Article title: PS 14-78 Renal Artery Stenosis in Takayasuʼs Arteritis causing early-onset hypertension: a report of four cases at the UP-Philippine General Hospital

Authors: Lauro Lim Abrahan IV, Elleen Cunanan, Percy Jun Prieto, Jaime Manalo Aherrera, Antonio Faltado, Maria Teresa Bacnis Abola

Publication title: Journal of Hypertension 34(Supplement I), September 2016

 

Abstract: No abstract

 

Article title: PS 11-26 The “Weekend Effect” among patients presenting with Acute Coronary Syndrome in the Philippine General Hospital

Authors: John Daniel Ramos, Jaime Manalo Aherrera, Felix Eduardo Punzalan

Publication title: Journal of Hypertension 34(3), September 2016

 

Abstract:

Introduction: Studies have shown that weekend and holiday admissions for patients with acute coronary syndrome (ACS) are associated with higher incidence of in-hospital mortality and major adverse cardiovascular events (MACE). This has been referred to as the “weekend effect.” Objectives: We aim to determine whether adults with ACS admitted on weekends have an increased risk for adverse outcomes, primarily in-hospital mortality. Methodology: This is a retrospective cohort observational study. An ACS database of a prospectively collected cohort was reviewed. Participants in this database included patients with a diagnosis of ACS who satisfied pre-defined inclusion and exclusion criteria. Clinical characteristics and admission data (weekend/holiday versus regular day admission) of all patients were collected. Outcomes of interest were in-hospital mortality, severe heart failure, and re-infarction. Analysis: Descriptive analysis was done by obtaining the mean and standard deviation of quantitative variables. Proportions and frequencies were reported for qualitative variables. For quantitative variables, T-test of two independent samples was used to determine if there is a significant difference. For categorical variables, the Z-test was used. Multiple logistic regression was also done to explore the predictors of the weekend effect. Results: A total of 175 patients were included in this study, 59 were admitted on a weekend/holiday and 116 on a regular day. The duration of symptoms prior to admission were longer among those who were admitted during the weekend (40.86±54.11 hrs vs 11.83±8.40 hrs, p=<0.0001). A weekend hospital admission was found to be an independent predictor of in-hospital mortality. Conclusion: For patients with ACS, a weekend admission was associated with increased in-hospital mortality despite similar management approach in both groups. There is a need to further explore the factors that contribute to this “weekend effect” in our setting by a prospective trial.

 

Article title: PS 17-81 Prognostic Impact of Coronary Collaterals in Acute Coronary Syndrome (ACS): a meta-analysis (PICCACS STUDY)
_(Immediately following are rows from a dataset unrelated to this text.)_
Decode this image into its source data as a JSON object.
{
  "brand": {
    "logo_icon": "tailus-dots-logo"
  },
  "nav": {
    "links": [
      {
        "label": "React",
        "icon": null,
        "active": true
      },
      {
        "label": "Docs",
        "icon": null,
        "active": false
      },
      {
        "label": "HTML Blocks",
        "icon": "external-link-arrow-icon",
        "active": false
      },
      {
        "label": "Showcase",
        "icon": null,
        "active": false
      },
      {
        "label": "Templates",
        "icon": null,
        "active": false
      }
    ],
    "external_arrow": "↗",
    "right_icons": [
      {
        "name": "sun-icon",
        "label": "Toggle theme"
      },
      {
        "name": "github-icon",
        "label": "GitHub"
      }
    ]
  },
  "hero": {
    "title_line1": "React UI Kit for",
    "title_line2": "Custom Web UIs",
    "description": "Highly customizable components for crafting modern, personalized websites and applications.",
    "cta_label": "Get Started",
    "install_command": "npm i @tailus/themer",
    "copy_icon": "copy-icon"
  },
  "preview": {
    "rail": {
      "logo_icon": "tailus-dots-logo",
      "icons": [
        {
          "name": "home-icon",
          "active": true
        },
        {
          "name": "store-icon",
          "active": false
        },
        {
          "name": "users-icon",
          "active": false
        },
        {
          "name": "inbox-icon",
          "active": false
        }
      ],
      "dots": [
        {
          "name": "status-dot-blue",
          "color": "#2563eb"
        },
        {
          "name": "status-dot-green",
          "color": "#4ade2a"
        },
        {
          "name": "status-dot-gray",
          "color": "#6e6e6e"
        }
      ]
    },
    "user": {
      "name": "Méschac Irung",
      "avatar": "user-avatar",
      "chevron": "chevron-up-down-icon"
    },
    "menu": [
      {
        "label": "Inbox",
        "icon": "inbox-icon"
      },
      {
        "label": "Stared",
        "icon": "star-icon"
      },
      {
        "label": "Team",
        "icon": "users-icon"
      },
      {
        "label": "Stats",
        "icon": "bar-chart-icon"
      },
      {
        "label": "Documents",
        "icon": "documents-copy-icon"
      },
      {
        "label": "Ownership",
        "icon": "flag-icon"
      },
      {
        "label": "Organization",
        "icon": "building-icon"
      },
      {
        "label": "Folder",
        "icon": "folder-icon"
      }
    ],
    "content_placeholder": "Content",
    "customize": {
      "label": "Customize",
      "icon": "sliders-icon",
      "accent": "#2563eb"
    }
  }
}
Authors: John Daniel Ramos, Jaime Manalo Aherrera, Lowe Chiong, Mark Vicente, Felix Eduardo Punzalan

Publication title: Journal of Hypertension 34(supplement I), September 2016

 

Abstract: No abstract

Full text link: https://tinyurl.com/y8t5j94e

 

Article title: Prediction of Symptomatic Embolism in Filipinos With Infective Endocarditis Using the Embolic Risk French Calculator

Authors: Jaime Manalo Aherrera, Maria Teresa Bacnis Abola, Maria Margarita O. Balabagno, Lauro Lim Abrahan IV, Jose Donato A. Magno, Paul Ferdinand M. Reganit, Felix Eduardo R. Punzalan

Publication title: Cardiology Research 7(4), August 2016 

 

Abstract:

Background Cardioembolic events are life-threatening complications of infective endocarditis (IE). The embolic risk French calculator estimates the embolic risk in IE computed on admission. Variables in this tool include age, diabetes, atrial fibrillation, prior embolism, vegetation length, and Staphylococcus aureus on culture. A computed risk of > 7% was considered high in the development of this tool. Knowledge of this risk applied in our local setting is important to guide clinicians in preventing such catastrophic complications. Among patients with IE, we aim to determine the efficacy of the embolic risk French calculator, using a computed score of > 7%, in predicting major embolic events. Methods All adults admitted from 2013 to 2016 with definite IE were included. The risk for embolic events was computed on admission. All were monitored for the duration of admission for the occurrence of the primary outcome (any major embolic event: arterial emboli, intracranial hemorrhage, pulmonary infarcts, or aneurysms). Secondary outcomes were: 1) composite of death and embolic events; and 2) death from any cause. Results Eighty-seven adults with definite IE were included. Majority had a valvular heart disease and preserved ejection fraction (EF). The mitral valve was most commonly involved. Embolic events occurred in 25 (29%). Multivariate analysis identified a high embolic score > 7% (relative risk (RR): 15.12, P < 0.001), vegetation area ≥ 18 mm² (RR: 6.39, P < 0.01), and a prior embolism (RR: 5.18, P = 0.018) to be independent predictors of embolic events. For the composite of embolic events and death, independent predictors include a high score of > 7% (RR: 13.56, P < 0.001) and a prior embolus (RR: 13.75, P = 0.002). Independent predictors of death were a high score > 7% (RR: 6.20, P = 0.003) and EF ≤ 45% (RR: 9.91, P = 0.004). Conclusion Cardioembolic events are more prevalent in our study compared to previous data. The embolic risk French calculator is a useful tool to estimate and predict risk for embolic events and in-hospital mortality. The risk of developing embolic events should be weighed against the risks of early preventive cardiac surgery, as to institute timely and appropriate management.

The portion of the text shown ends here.